Posted on by in Attitude, Branding/Differentiation, Business, Customer Service, Leadership, Relationships, Remarkability

How many times have you gone out to a restaurant (or retail establishment or hotel or bank or . . . ) and been frustrated with the service? In your mind, this ought to be rather simple. If someone is in a service business, they ought to be prepared to serve. But what seems so obvious to us, isn’t. Which means that it really ought to be relatively easy to be remarkable in a service business (which most of us are in) simply by making sure that we’re on when we’re supposed to be on.

Case in point would be my daughter, Chelsea.
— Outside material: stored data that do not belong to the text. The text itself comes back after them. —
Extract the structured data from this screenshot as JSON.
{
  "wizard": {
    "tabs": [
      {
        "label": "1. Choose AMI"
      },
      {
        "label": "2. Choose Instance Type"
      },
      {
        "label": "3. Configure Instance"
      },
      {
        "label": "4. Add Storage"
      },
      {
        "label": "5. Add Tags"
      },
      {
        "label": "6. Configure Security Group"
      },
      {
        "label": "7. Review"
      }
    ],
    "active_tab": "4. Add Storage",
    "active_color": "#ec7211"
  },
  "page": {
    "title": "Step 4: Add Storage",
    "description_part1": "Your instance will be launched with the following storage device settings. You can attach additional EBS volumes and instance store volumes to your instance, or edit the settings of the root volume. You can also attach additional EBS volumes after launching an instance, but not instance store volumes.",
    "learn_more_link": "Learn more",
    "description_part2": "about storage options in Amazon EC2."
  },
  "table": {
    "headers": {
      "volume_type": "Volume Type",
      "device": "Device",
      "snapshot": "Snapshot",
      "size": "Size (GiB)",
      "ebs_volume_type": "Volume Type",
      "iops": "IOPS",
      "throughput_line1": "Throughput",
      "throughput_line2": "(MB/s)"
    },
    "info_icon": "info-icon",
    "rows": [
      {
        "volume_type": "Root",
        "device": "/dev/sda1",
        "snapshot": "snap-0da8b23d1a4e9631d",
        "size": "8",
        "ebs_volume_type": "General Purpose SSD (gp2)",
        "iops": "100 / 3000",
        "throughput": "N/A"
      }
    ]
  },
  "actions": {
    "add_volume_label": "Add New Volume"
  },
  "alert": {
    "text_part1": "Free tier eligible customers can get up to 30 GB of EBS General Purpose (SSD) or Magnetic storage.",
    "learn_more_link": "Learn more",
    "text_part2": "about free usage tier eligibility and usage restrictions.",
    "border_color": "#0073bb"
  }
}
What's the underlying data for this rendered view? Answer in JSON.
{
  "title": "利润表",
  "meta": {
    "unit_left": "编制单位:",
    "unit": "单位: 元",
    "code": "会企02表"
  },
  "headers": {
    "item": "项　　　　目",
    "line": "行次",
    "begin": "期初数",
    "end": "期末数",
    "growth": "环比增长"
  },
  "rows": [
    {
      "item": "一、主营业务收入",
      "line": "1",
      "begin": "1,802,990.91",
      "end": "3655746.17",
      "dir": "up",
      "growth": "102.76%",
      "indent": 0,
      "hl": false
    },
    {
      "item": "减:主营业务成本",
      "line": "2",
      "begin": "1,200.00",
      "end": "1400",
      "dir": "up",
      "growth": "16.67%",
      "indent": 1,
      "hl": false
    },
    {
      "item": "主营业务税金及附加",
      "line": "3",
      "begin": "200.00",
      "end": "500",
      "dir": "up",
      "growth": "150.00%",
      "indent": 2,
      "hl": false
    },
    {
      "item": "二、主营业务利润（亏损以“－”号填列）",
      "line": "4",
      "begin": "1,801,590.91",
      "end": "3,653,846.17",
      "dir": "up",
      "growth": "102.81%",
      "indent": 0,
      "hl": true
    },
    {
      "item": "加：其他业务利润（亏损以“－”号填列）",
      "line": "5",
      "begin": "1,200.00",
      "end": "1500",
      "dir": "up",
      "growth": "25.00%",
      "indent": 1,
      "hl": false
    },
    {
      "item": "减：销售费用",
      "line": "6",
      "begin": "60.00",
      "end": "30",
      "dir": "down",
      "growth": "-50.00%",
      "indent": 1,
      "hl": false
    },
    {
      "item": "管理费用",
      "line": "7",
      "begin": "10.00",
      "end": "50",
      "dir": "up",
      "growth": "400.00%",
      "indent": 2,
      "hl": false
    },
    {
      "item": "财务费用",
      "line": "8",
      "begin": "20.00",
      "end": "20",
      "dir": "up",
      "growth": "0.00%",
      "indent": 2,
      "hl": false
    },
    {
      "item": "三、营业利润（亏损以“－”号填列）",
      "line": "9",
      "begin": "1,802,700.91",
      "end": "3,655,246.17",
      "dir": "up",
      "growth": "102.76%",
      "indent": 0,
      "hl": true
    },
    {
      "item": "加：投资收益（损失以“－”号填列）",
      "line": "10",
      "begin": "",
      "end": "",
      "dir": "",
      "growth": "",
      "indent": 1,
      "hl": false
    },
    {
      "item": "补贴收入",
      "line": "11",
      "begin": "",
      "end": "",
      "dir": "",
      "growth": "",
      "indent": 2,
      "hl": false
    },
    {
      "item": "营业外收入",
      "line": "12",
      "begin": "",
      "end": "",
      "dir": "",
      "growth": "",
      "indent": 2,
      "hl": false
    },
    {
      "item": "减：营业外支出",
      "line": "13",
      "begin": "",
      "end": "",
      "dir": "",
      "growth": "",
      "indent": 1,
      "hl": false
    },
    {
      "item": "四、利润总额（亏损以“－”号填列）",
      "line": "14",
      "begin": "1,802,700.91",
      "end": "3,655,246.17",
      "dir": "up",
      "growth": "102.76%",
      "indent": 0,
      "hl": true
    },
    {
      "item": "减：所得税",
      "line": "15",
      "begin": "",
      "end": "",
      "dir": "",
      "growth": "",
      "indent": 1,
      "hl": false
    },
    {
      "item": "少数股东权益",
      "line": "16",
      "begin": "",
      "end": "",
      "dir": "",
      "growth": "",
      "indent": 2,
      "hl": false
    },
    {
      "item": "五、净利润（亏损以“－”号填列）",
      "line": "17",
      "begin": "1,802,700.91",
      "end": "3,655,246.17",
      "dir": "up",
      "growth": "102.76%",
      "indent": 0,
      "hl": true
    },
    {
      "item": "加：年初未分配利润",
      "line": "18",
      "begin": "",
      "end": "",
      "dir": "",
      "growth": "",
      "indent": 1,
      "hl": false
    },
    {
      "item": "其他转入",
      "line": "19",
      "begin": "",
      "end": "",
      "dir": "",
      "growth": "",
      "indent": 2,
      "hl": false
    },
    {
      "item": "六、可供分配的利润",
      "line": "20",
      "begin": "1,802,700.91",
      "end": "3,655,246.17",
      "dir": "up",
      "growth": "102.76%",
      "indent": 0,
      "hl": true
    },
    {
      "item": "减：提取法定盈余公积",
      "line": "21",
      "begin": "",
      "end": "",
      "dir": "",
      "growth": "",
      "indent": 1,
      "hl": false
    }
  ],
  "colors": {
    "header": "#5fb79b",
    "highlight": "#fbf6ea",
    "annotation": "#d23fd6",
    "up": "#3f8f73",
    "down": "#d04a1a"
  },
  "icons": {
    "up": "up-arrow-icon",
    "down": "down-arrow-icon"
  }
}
Chelsea is 18 years old and has been making a boat load of money this summer since she started serving at Ruby Tuesdays here in Germantown MD. Within two weeks of starting, she was one of their highest tip earners by percentage and now fluctuates between number one and number two in total dollar volume. Week after week she comes home with amazing stories like receiving a $40 tip on a $10 ticket (from an elderly lady who had recently lost her husband and my daughter just listened to her). Or my favorite story is about the couple who, when they found out that my daughter was going to college this fall, decided to add, in addition to their generous tip, an extra $50 for her college education. Is that amazing, or what? Clearly, I’ve never been that generous to any one who’s served me–ever! So, what is my daughter’s secret?
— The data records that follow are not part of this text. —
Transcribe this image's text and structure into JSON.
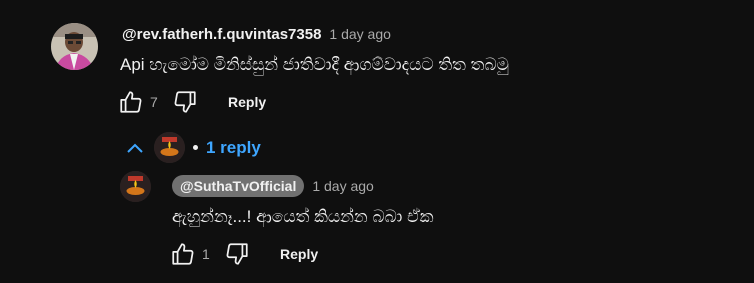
{
  "comment": {
    "author": "@rev.fatherh.f.quvintas7358",
    "time": "1 day ago",
    "text": "Api හැමෝම මිනිස්සුන් ජාතිවාදී ආගම්වාදයට තිත තබමු",
    "like_count": "7",
    "reply_label": "Reply"
  },
  "replies_toggle": {
    "count_label": "1 reply"
  },
  "reply": {
    "author": "@SuthaTvOfficial",
    "time": "1 day ago",
    "text": "ඇහුන්නෑ...! ආයෙත් කියන්න බබා ඒක",
    "like_count": "1",
    "reply_label": "Reply"
  },
  "icons": {
    "like": "thumb-up-icon",
    "dislike": "thumb-down-icon",
    "collapse": "chevron-up-icon"
  },
  "colors": {
    "background": "#0f0f0f",
    "link": "#3ea6ff",
    "secondary_text": "#aaaaaa"
  }
}
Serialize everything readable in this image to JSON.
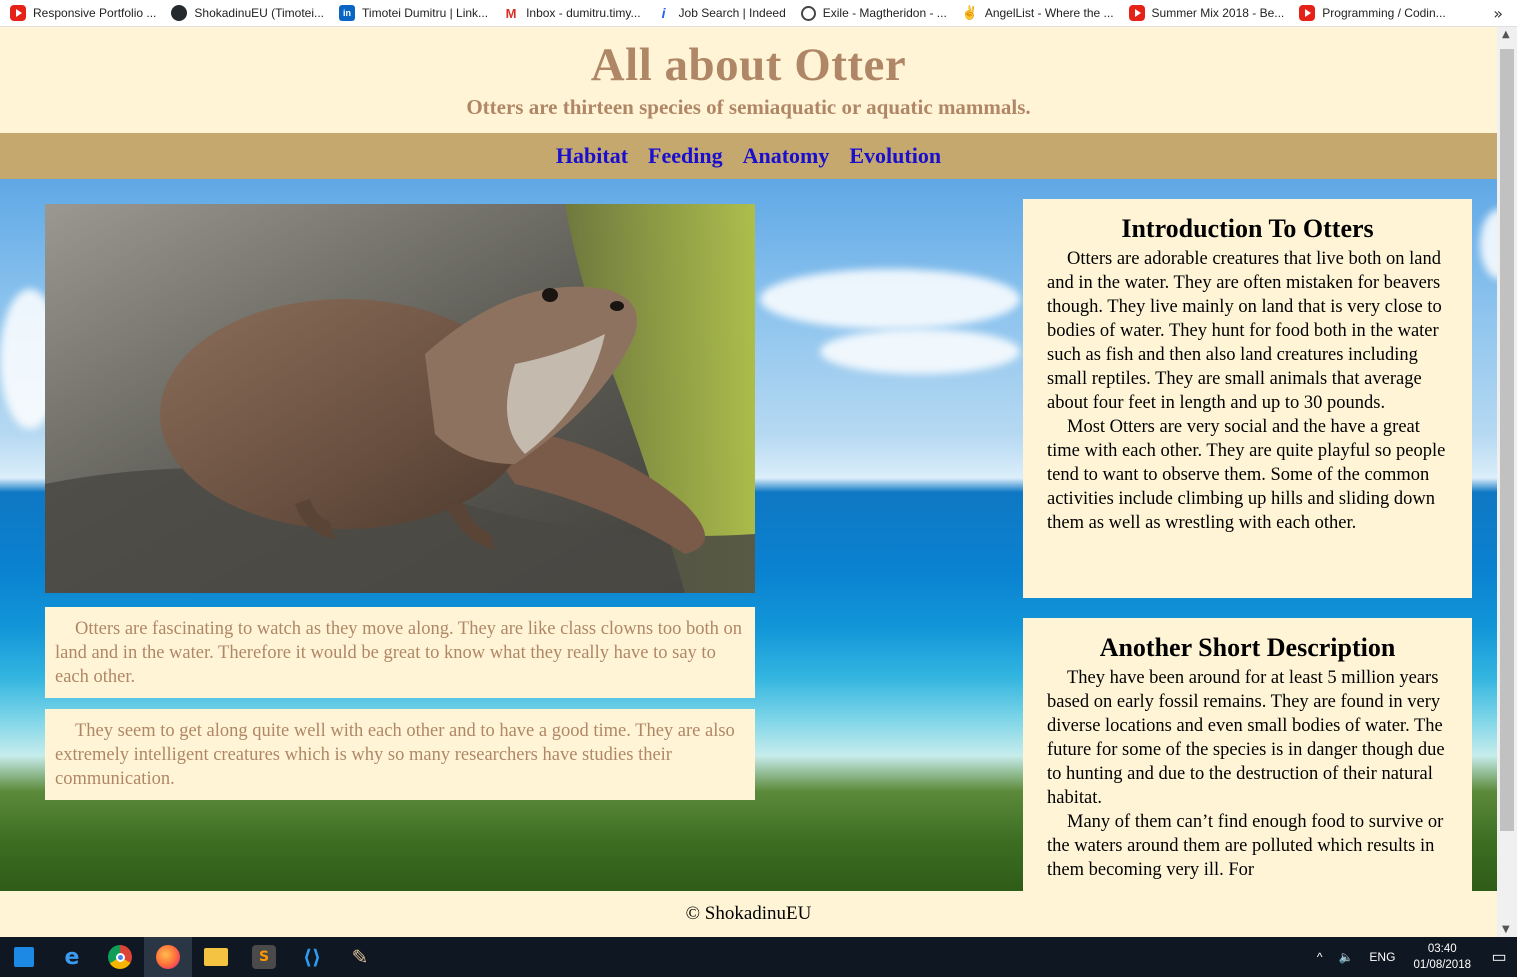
{
  "bookmarks": [
    {
      "label": "Responsive Portfolio ...",
      "icon": "youtube-icon"
    },
    {
      "label": "ShokadinuEU (Timotei...",
      "icon": "github-icon"
    },
    {
      "label": "Timotei Dumitru | Link...",
      "icon": "linkedin-icon"
    },
    {
      "label": "Inbox - dumitru.timy...",
      "icon": "gmail-icon"
    },
    {
      "label": "Job Search | Indeed",
      "icon": "indeed-icon"
    },
    {
      "label": "Exile - Magtheridon - ...",
      "icon": "globe-icon"
    },
    {
      "label": "AngelList - Where the ...",
      "icon": "angellist-icon"
    },
    {
      "label": "Summer Mix 2018 - Be...",
      "icon": "youtube-icon"
    },
    {
      "label": "Programming / Codin...",
      "icon": "youtube-icon"
    }
  ],
  "bookmarks_more": "»",
  "header": {
    "title": "All about Otter",
    "subtitle": "Otters are thirteen species of semiaquatic or aquatic mammals."
  },
  "nav": [
    "Habitat",
    "Feeding",
    "Anatomy",
    "Evolution"
  ],
  "left_boxes": [
    "Otters are fascinating to watch as they move along. They are like class clowns too both on land and in the water. Therefore it would be great to know what they really have to say to each other.",
    "They seem to get along quite well with each other and to have a good time. They are also extremely intelligent creatures which is why so many researchers have studies their communication."
  ],
  "intro": {
    "title": "Introduction To Otters",
    "paragraphs": [
      "Otters are adorable creatures that live both on land and in the water. They are often mistaken for beavers though. They live mainly on land that is very close to bodies of water. They hunt for food both in the water such as fish and then also land creatures including small reptiles. They are small animals that average about four feet in length and up to 30 pounds.",
      "Most Otters are very social and the have a great time with each other. They are quite playful so people tend to want to observe them. Some of the common activities include climbing up hills and sliding down them as well as wrestling with each other."
    ]
  },
  "description": {
    "title": "Another Short Description",
    "paragraphs": [
      "They have been around for at least 5 million years based on early fossil remains. They are found in very diverse locations and even small bodies of water. The future for some of the species is in danger though due to hunting and due to the destruction of their natural habitat.",
      "Many of them can’t find enough food to survive or the waters around them are polluted which results in them becoming very ill. For"
    ]
  },
  "footer": "© ShokadinuEU",
  "taskbar": {
    "apps": [
      "start-icon",
      "edge-icon",
      "chrome-icon",
      "firefox-icon",
      "file-explorer-icon",
      "sublime-icon",
      "vscode-icon",
      "paint-icon"
    ],
    "language": "ENG",
    "time": "03:40",
    "date": "01/08/2018"
  },
  "colors": {
    "cream": "#fff5d6",
    "tan": "#c4a86d",
    "brown_text": "#b08766",
    "nav_link": "#1a0ecf"
  }
}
It’s actually pretty simple. She’s on when she’s supposed to be on. It doesn’t matter how she feels or if her feet are killing her or if she’s working a double shift or if a coworker is making her life miserable, when she’s with a customer, she’s fully on. She’s engaging, she smiles, she laughs, she remembers people’s likes and dislikes, she anticipates their needs so that she has what they want before they can even verbalize it, she corrects problems without excuse, she’s entertaining, she brings more than is required and she loves people. In essence, what my daughter wants to do is make the experience for her customers remarkable (I wonder where she learned that?), knowing that if she delights them, they’ll be generous with her (and she’s right). Plus, she’s created a whole series of raving fans who not only request her section when they arrive, they tell others about her. Not bad for an eighteen year old–if you ask me (and I’m clearly impartial)!

So as you look at your business or area of responsibility, are you fully on when you’re supposed to be on? When you’re with a customer (or if you’re a manager, when you’re with your people), do you seek to delight them? Do you leave your problems behind and completely focus on them? Are you engaging? Are you fun? Do you remember their likes and dislikes? Do you anticipate their needs before they request them? Etc. In other words, are you fully on when you’re supposed to be on? Because if you’re not, not only are your customers (or employees) missing out, you are as well. But if you are fully on when you’re supposed to be on, then you’ve learned what my daughter has learned well this summer, that the rewards are clearly better to those who are fully on when they’re in the presence of a customer.